There has been much effort to increase the specificity of and reduce false-positive minimotif predictions15–19,9
. In the Minimotif Miner (MnM) application for predicting minimotifs, three approaches can be used: frequency analysis relies on the simple premise that minimotifs with more complex definitions are less likely to have false-positives15,16
. Since minimotifs must be on the surface of a protein, a surface prediction algorithm can be used to minimize the prediction of buried minimotifs. Likewise, those minimotifs that are conserved in different species provide another measure to reduce false positives. Another major minimotif database, Eukaryotic linear motif server (ELM) utilizes different filters that are complementary to MnM17,18
. A cell compartment filter identifies minimotifs in appropriate cellular compartments, while a globular domain filter can be used to restrict predictions to intrinsically disordered regions. ELM uses taxonomy in a different way than MnM to identify minimotifs in organisms with a conserved minimotif partner. ELM also has a surface filter and a secondary structure prediction filter.
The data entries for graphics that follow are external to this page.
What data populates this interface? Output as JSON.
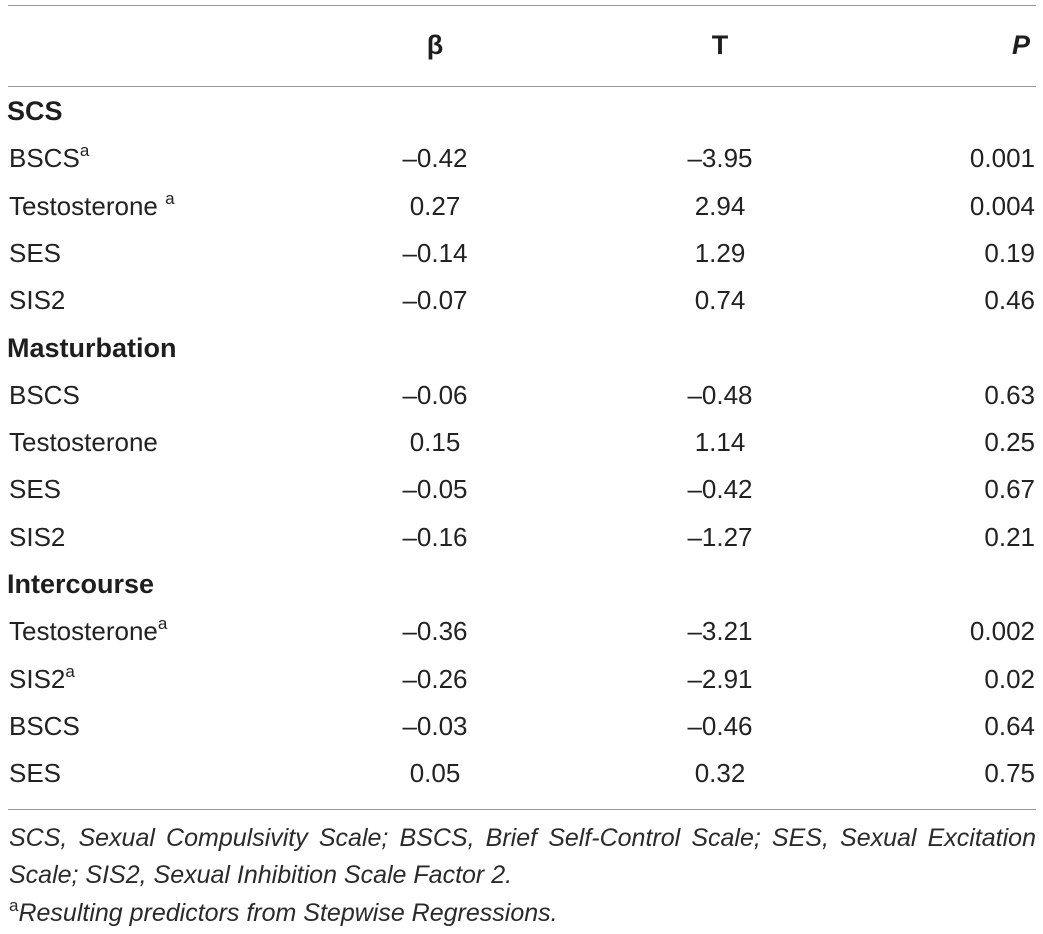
{
  "headers": {
    "label": "",
    "beta": "β",
    "t": "T",
    "p": "P"
  },
  "sections": [
    {
      "title": "SCS",
      "rows": [
        {
          "name": "BSCS",
          "sup": "a",
          "beta": "–0.42",
          "t": "–3.95",
          "p": "0.001"
        },
        {
          "name": "Testosterone ",
          "sup": "a",
          "beta": "0.27",
          "t": "2.94",
          "p": "0.004"
        },
        {
          "name": "SES",
          "sup": "",
          "beta": "–0.14",
          "t": "1.29",
          "p": "0.19"
        },
        {
          "name": "SIS2",
          "sup": "",
          "beta": "–0.07",
          "t": "0.74",
          "p": "0.46"
        }
      ]
    },
    {
      "title": "Masturbation",
      "rows": [
        {
          "name": "BSCS",
          "sup": "",
          "beta": "–0.06",
          "t": "–0.48",
          "p": "0.63"
        },
        {
          "name": "Testosterone",
          "sup": "",
          "beta": "0.15",
          "t": "1.14",
          "p": "0.25"
        },
        {
          "name": "SES",
          "sup": "",
          "beta": "–0.05",
          "t": "–0.42",
          "p": "0.67"
        },
        {
          "name": "SIS2",
          "sup": "",
          "beta": "–0.16",
          "t": "–1.27",
          "p": "0.21"
        }
      ]
    },
    {
      "title": "Intercourse",
      "rows": [
        {
          "name": "Testosterone",
          "sup": "a",
          "beta": "–0.36",
          "t": "–3.21",
          "p": "0.002"
        },
        {
          "name": "SIS2",
          "sup": "a",
          "beta": "–0.26",
          "t": "–2.91",
          "p": "0.02"
        },
        {
          "name": "BSCS",
          "sup": "",
          "beta": "–0.03",
          "t": "–0.46",
          "p": "0.64"
        },
        {
          "name": "SES",
          "sup": "",
          "beta": "0.05",
          "t": "0.32",
          "p": "0.75"
        }
      ]
    }
  ],
  "footnotes": {
    "abbreviations": "SCS, Sexual Compulsivity Scale; BSCS, Brief Self-Control Scale; SES, Sexual Excitation Scale; SIS2, Sexual Inhibition Scale Factor 2.",
    "a_marker": "a",
    "a_text": "Resulting predictors from Stepwise Regressions."
  }
}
In MnM a query protein (minimotif source protein) is entered and, in part, the sequence is analyzed for minimotifs that encode putative interactions with target proteins. Each query generally produces many target predictions; however, like other minimotif prediction programs, there is a relatively high number of false-positive predictions. To address this limitation we have now adapted a concept previously used to identify novel minimotifs19
. Neduva and Russel examined sets of protein-protein interactions to identify proteins that interacted with a common target protein and shared a unique minimotif signature19
Here, our goal was to engineer a new tool that would have two principle uses: 1) it would improve prediction of new minimotifs in MnM, by reducing the false-positives predictions. A filter would restrict the target predictions to those proteins where the minimotif source protein and the target protein are already known to interact. We implemented several strategies to modulate filter stringency. 2) it can be used to facilitate the study of PPI theory by identifying minimotifs between two proteins that are already known to interact, but the interface is not yet known. For example, in an example analysis of Discs, large homolog associated protein (DLGAP-1, NP_075235) Minimotif Miner predicts 123 potential binding motifs, however, only 2 are previously known to have a known protein-protein interaction. Thus, using PPIs reduced the number of minimotif predictions. In the second application above, an example analysis of DLGAP-1 shows that it contains PxxPxK and YxxP minimotifs. These minimotifs are known to bind to the SH3 and SH2 domains of Crk, respectively20
. A protein-protein interaction of DLGAP1 with Crk was previously identified by an array screen of SH3 binding motifs that included Crk peptides21
. Thus two mechanisms for this PPI are now suggested.